Selain sebagai penjaga, APIP diharapkan dapat menjalankan peran sebagai konsultan. Dalam kapasitas sebagai konsultan, APIP diharapkan dapat memberikan manfaat berupa pemberian nasihat dalam pengelolaan sumber daya organisasi sehingga dapat membantu tugas para manajer operasional. Proporsi pelaksanaan pengawasan mulai diberikan kepada audit kinerja dengan tujuan untuk menyakinkan bahwa organisasi telah memanfaatkan sumber daya organisasi secara ekonomis, efisien dan efektif (3E) dalam rangka pencapaian tujuannya. Melalui pelaksanaan peran sebagai konsultan inilah, APIP dapat memberikan rekomendasi yang bersifat preventif dan perbaikan untuk jangka menengah dan jangka panjang.

Agar pengawasan yang dilakukan dapat memberikan nilai tambah bagi pemangku kepentingan, APIP harus memiliki pemahaman yang memadai atas proses bisnis organisasi sehingga dapat memetakan risiko dengan tepat, melibatkan pemangku kepentingan dalam penyusunan perencanaan pengawasan, dan mengkomunikasikan hasil pengawasan secara lengkap dan tepat waktu kepada pemangku kepentingan. Menyadari pentingnya peningkatan kapabilitas dan efektivitas APIP, dalam Konferensi Auditor Internal ini diharapkan dapat didiskusikan langkah-langkah strategis terkait hal tersebut di atas.

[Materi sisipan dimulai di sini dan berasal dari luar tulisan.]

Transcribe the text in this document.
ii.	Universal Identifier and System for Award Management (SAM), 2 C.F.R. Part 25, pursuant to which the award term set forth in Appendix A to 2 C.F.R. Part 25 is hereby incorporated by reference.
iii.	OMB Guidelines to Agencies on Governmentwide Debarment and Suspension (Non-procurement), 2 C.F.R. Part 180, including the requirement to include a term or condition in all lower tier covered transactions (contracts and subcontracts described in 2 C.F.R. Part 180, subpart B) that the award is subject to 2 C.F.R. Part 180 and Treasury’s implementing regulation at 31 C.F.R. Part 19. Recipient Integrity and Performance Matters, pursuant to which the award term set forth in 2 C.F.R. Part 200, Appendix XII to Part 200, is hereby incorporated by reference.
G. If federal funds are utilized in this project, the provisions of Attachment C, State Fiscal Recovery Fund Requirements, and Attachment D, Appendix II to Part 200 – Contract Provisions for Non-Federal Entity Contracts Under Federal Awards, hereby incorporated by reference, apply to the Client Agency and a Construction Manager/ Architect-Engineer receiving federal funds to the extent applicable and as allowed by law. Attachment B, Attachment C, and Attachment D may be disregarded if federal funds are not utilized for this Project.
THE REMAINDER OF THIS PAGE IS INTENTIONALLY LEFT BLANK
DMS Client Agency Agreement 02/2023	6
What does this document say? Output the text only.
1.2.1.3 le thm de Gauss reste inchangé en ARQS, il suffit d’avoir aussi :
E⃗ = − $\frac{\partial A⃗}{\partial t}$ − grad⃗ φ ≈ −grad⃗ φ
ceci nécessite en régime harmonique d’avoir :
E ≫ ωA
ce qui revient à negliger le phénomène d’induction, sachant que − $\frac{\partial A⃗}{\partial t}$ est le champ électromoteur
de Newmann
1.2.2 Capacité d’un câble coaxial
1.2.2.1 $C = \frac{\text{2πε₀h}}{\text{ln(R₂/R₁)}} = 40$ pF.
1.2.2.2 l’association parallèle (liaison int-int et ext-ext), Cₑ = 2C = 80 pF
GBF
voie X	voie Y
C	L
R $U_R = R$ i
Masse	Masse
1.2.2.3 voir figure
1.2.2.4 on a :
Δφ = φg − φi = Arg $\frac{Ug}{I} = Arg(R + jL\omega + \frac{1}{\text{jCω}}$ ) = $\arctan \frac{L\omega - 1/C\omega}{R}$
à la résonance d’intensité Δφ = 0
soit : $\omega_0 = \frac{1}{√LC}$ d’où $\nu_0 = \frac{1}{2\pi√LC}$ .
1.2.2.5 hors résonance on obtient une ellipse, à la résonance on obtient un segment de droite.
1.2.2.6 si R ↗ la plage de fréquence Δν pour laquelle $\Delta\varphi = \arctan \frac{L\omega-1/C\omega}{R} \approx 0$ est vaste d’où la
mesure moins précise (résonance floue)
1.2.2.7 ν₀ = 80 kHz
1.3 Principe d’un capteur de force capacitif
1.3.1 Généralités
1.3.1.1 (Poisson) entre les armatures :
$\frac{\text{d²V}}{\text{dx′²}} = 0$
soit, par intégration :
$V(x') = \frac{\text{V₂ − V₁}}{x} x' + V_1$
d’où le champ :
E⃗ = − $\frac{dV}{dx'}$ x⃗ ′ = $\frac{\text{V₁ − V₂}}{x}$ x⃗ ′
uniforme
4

Hal lain yang perlu diantisipasi APIP agar dapat melaksanakan tugasnya secara efektif adalah dinamika lingkungan hukum yang dapat mempengaruhi organisasi. Dalam penyelenggaraan kegiatan bernegara serta dalam melaksanakan tugas dan fungsinya, instansi pemerintah seringkali harus membuat kebijakan yang menyangkut masyarakat luas. Kebijakan publik ini merupakan produk pemerintah, termasuk lembaga pemerintah, yang ditujukan untuk memberikan arah dan pedoman untuk melakukan atau tidak melakukan suatu tindakan yang terkait dengan proses penyelenggaraan pemerintahan. Berbagai persoalan muncul di ranah hukum ketika kebijakan publik menuai persoalan saat diterapkan di lapangan dan menjadi sorotan masyarakat luas karena adanya potensi penyalahgunaan wewenang.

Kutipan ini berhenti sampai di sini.